Just when I thought there was nothing new under the sun in the stadium game, there comes this: The Arizona Diamondbacks are trying to boost their profits by getting their landlord, Maricopa County, to sell their stadium to the city of Phoenix.
How would that help the D-Backs’ bottom line? Well, the team would no longer have to pay $4 million a year in rent and maintenance expenses to the county; instead, they would “pay Phoenix rent, the amount of which has not been determined,” in the words of the Arizona Republic. But the team owners also want more control over how to spend a capital improvement fund currently controlled by the county, and more control over non-baseball events at Chase Field — plus, possibly, to reduce seating in order to create more seat scarcity at the 48,000-seat stadiumand allow the team to charge higher ticket prices, something that’s drawn the ire of former Phoenix mayor Skip Rimsza, who charges that this would violate promises that the D-Backs would keep some seats inexpensive when they got $238 million in tax money to help pay for construction.
The Republic also chimed in with its own thoughts on the seat-scarcity issue:
The Diamondbacks have boasted about keeping tickets affordable. The team’s $15.74 average ticket price this season ranked second-lowest among major-league teams…
But those low ticket prices also hinder the team’s ability to spend money on players. The Diamondbacks have one of the lowest payrolls in baseball.
First off, let’s dispense with the notion that sports teams operate by throwing all the money they make into a huge bucket, and then spending it all until it’s gone. Most team owners are fabulously wealthy, and have the cash reserves to spend an extra $10 million on an outfielder if they think it’ll help the team — and more important, help sell tickets.
And that’s the key point: When behaving economically rationally (the usual caveats about rational sports owners apply, obviously), owners will spend money on players when they think it’ll help produce enough in profits to pay for the added cost. And while more expensive tickets certainly help (it’s tough to pay for a big free-agent signing one $5 ticket at a time), fewer seats hurt, because it’s tougher to recapture your investment by selling tons of tickets once you’ve built a pennant-winner. (You can raise prices even more once the team is good, obviously, but you can do that whether your stadium holds 40,000 or 48,000.)

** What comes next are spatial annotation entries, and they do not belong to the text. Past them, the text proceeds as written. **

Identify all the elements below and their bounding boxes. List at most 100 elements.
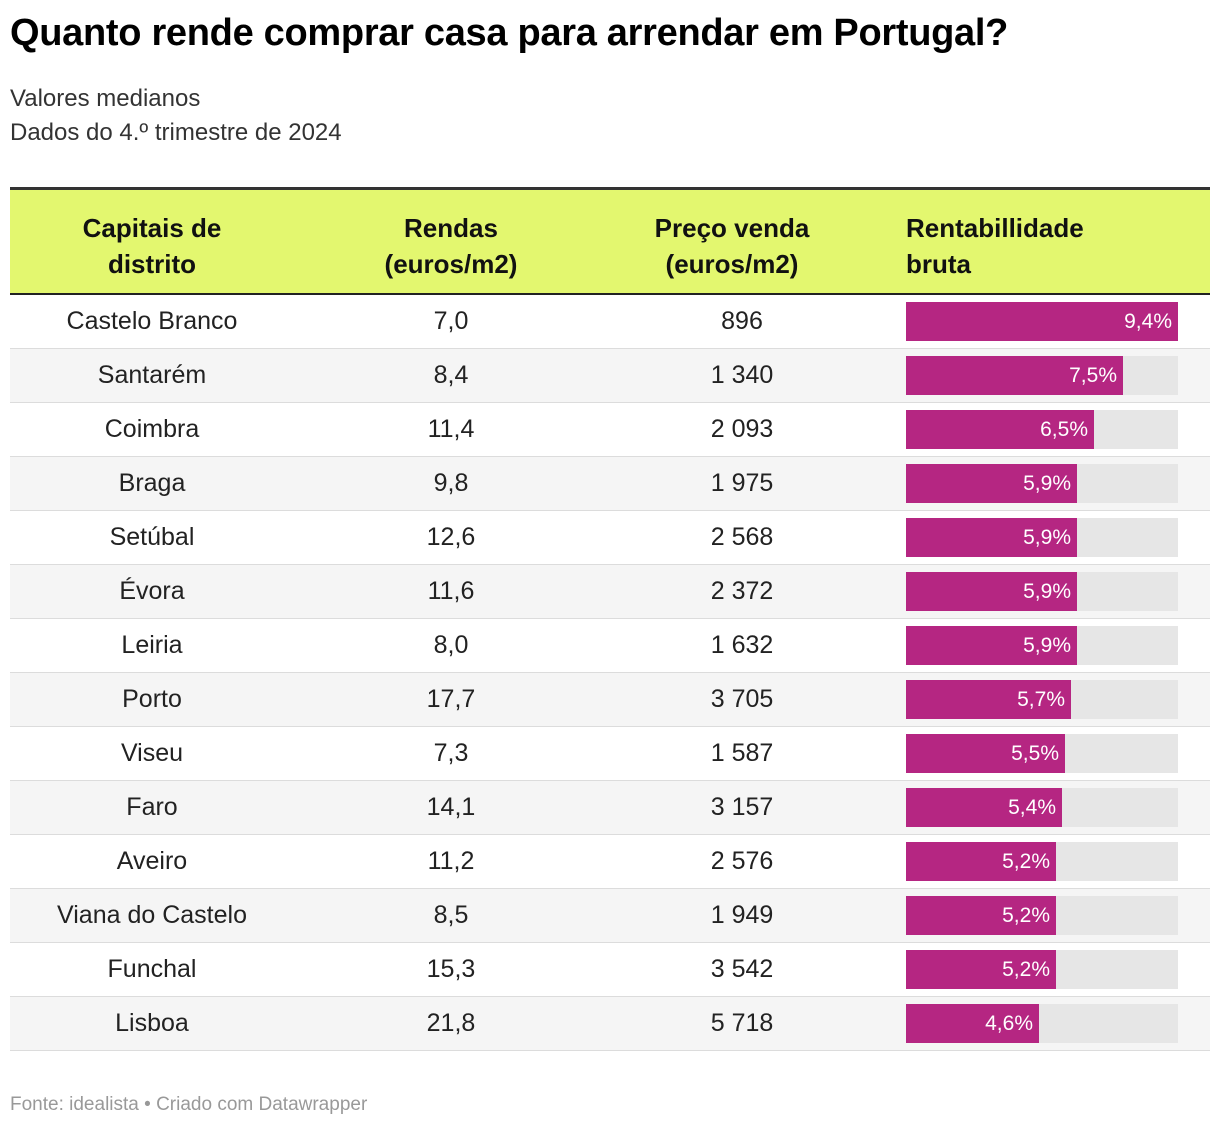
rent-cell: 17,7 xyxy=(426,685,476,713)
table-body: Castelo Branco 7,0 896 9,4% Santarém 8,4 1 340… xyxy=(10,295,1210,1051)
yield-bar-track: 7,5% xyxy=(906,356,1178,395)
yield-bar-track: 9,4% xyxy=(906,302,1178,341)
rent-cell: 12,6 xyxy=(426,523,476,551)
yield-bar-track: 4,6% xyxy=(906,1004,1178,1043)
price-cell: 3 157 xyxy=(710,793,774,821)
table-row: Lisboa 21,8 5 718 4,6% xyxy=(10,997,1210,1051)
yield-bar-label: 5,9% xyxy=(1023,526,1071,549)
price-cell: 2 093 xyxy=(710,415,774,443)
yield-bar: 6,5% xyxy=(906,410,1094,449)
yield-bar: 5,4% xyxy=(906,788,1062,827)
table-row: Évora 11,6 2 372 5,9% xyxy=(10,565,1210,619)
price-cell: 1 975 xyxy=(710,469,774,497)
yield-bar-label: 5,9% xyxy=(1023,634,1071,657)
chart-footer: Fonte: idealista • Criado com Datawrappe… xyxy=(10,1094,367,1116)
yield-bar: 5,2% xyxy=(906,950,1056,989)
yield-bar: 5,5% xyxy=(906,734,1065,773)
subtitle-line-2: Dados do 4.º trimestre de 2024 xyxy=(10,119,342,146)
city-cell: Faro xyxy=(126,793,178,821)
city-cell: Setúbal xyxy=(109,523,195,551)
yield-bar-label: 5,2% xyxy=(1002,958,1050,981)
chart-subtitle: Valores medianos Dados do 4.º trimestre … xyxy=(10,82,342,150)
table-row: Aveiro 11,2 2 576 5,2% xyxy=(10,835,1210,889)
yield-bar: 5,7% xyxy=(906,680,1071,719)
column-header-city[interactable]: Capitais de distrito xyxy=(10,210,294,282)
price-cell: 3 542 xyxy=(710,955,774,983)
column-header-rent-line1: Rendas xyxy=(404,213,498,243)
column-header-rent[interactable]: Rendas (euros/m2) xyxy=(340,210,562,282)
yield-bar-track: 5,9% xyxy=(906,626,1178,665)
table-row: Leiria 8,0 1 632 5,9% xyxy=(10,619,1210,673)
city-cell: Castelo Branco xyxy=(66,307,238,335)
table-row: Viseu 7,3 1 587 5,5% xyxy=(10,727,1210,781)
column-header-rent-line2: (euros/m2) xyxy=(384,249,518,279)
rent-cell: 11,2 xyxy=(427,847,475,875)
city-cell: Porto xyxy=(122,685,182,713)
table-row: Setúbal 12,6 2 568 5,9% xyxy=(10,511,1210,565)
yield-bar-label: 5,9% xyxy=(1023,472,1071,495)
yield-bar-label: 9,4% xyxy=(1124,310,1172,333)
price-cell: 3 705 xyxy=(710,685,774,713)
yield-bar: 5,2% xyxy=(906,896,1056,935)
credit-link[interactable]: Criado com Datawrapper xyxy=(156,1094,368,1115)
price-cell: 1 632 xyxy=(710,631,774,659)
yield-bar-track: 6,5% xyxy=(906,410,1178,449)
source-note: Fonte: idealista xyxy=(10,1094,139,1115)
rent-cell: 21,8 xyxy=(426,1009,476,1037)
city-cell: Viseu xyxy=(120,739,184,767)
city-cell: Leiria xyxy=(121,631,183,659)
data-table: Capitais de distrito Rendas (euros/m2) P… xyxy=(10,187,1210,1051)
column-header-yield[interactable]: Rentabillidade bruta xyxy=(906,210,1206,282)
yield-bar-label: 6,5% xyxy=(1040,418,1088,441)
yield-bar-label: 5,2% xyxy=(1002,904,1050,927)
yield-bar-label: 4,6% xyxy=(985,1012,1033,1035)
rent-cell: 14,1 xyxy=(426,793,476,821)
table-row: Braga 9,8 1 975 5,9% xyxy=(10,457,1210,511)
city-cell: Funchal xyxy=(107,955,197,983)
yield-bar-label: 7,5% xyxy=(1069,364,1117,387)
yield-bar-label: 5,5% xyxy=(1011,742,1059,765)
yield-bar-track: 5,4% xyxy=(906,788,1178,827)
yield-bar-track: 5,7% xyxy=(906,680,1178,719)
column-header-price[interactable]: Preço venda (euros/m2) xyxy=(620,210,844,282)
rent-cell: 9,8 xyxy=(433,469,469,497)
table-row: Porto 17,7 3 705 5,7% xyxy=(10,673,1210,727)
yield-bar: 4,6% xyxy=(906,1004,1039,1043)
yield-bar-label: 5,2% xyxy=(1002,850,1050,873)
city-cell: Lisboa xyxy=(115,1009,189,1037)
price-cell: 2 372 xyxy=(710,577,774,605)
city-cell: Aveiro xyxy=(116,847,188,875)
rent-cell: 11,4 xyxy=(427,415,475,443)
yield-bar-track: 5,9% xyxy=(906,572,1178,611)
price-cell: 1 949 xyxy=(710,901,774,929)
price-cell: 1 340 xyxy=(710,361,774,389)
yield-bar: 5,2% xyxy=(906,842,1056,881)
column-header-city-line2: distrito xyxy=(107,249,197,279)
rent-cell: 8,5 xyxy=(433,901,469,929)
table-row: Coimbra 11,4 2 093 6,5% xyxy=(10,403,1210,457)
footer-separator: • xyxy=(144,1094,151,1115)
rent-cell: 15,3 xyxy=(426,955,476,983)
table-row: Viana do Castelo 8,5 1 949 5,2% xyxy=(10,889,1210,943)
price-cell: 2 576 xyxy=(710,847,774,875)
column-header-yield-line2: bruta xyxy=(906,249,971,279)
column-header-city-line1: Capitais de xyxy=(82,213,222,243)
yield-bar: 5,9% xyxy=(906,464,1077,503)
rent-cell: 8,0 xyxy=(433,631,469,659)
yield-bar-track: 5,9% xyxy=(906,518,1178,557)
column-header-yield-line1: Rentabillidade xyxy=(906,213,1084,243)
price-cell: 5 718 xyxy=(710,1009,774,1037)
yield-bar: 5,9% xyxy=(906,572,1077,611)
yield-bar: 7,5% xyxy=(906,356,1123,395)
yield-bar: 9,4% xyxy=(906,302,1178,341)
column-header-price-line1: Preço venda xyxy=(654,213,810,243)
column-header-price-line2: (euros/m2) xyxy=(665,249,799,279)
table-row: Castelo Branco 7,0 896 9,4% xyxy=(10,295,1210,349)
yield-bar-track: 5,2% xyxy=(906,896,1178,935)
table-row: Faro 14,1 3 157 5,4% xyxy=(10,781,1210,835)
rent-cell: 8,4 xyxy=(433,361,469,389)
rent-cell: 11,6 xyxy=(427,577,475,605)
chart-title: Quanto rende comprar casa para arrendar … xyxy=(10,12,1009,54)
yield-bar-track: 5,5% xyxy=(906,734,1178,773)
yield-bar-track: 5,9% xyxy=(906,464,1178,503)
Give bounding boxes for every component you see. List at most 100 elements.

So what’s driving the D-Backs to cut payroll? Nothing — in fact, the team added nearly $20 million in payroll over the last winter. They’re certainly not spending like the Yankees and Red Sox, but they’re not going to unless they can convince Maricopa County to sell their stadium to the city of New York, not Phoenix.
In any event, this looks like the very early stages of negotiations — in fact, if I’m reading between the lines correctly, it was Rimsza who broke the news after learning of the talks. Why the Diamondbacks would need to orchestrate a transfer of ownership just to get some lease concessions — or, for that matter, why the city would be more willing to give up some rent payments and control over the stadium than the county would — isn’t exactly clear at the moment. But if nothing else, this is probably the first sign that with a now 14-year-old stadium, the D-Backs are preparing to get back on line for more public aid, now that the initial excitement of getting the last round has worn out.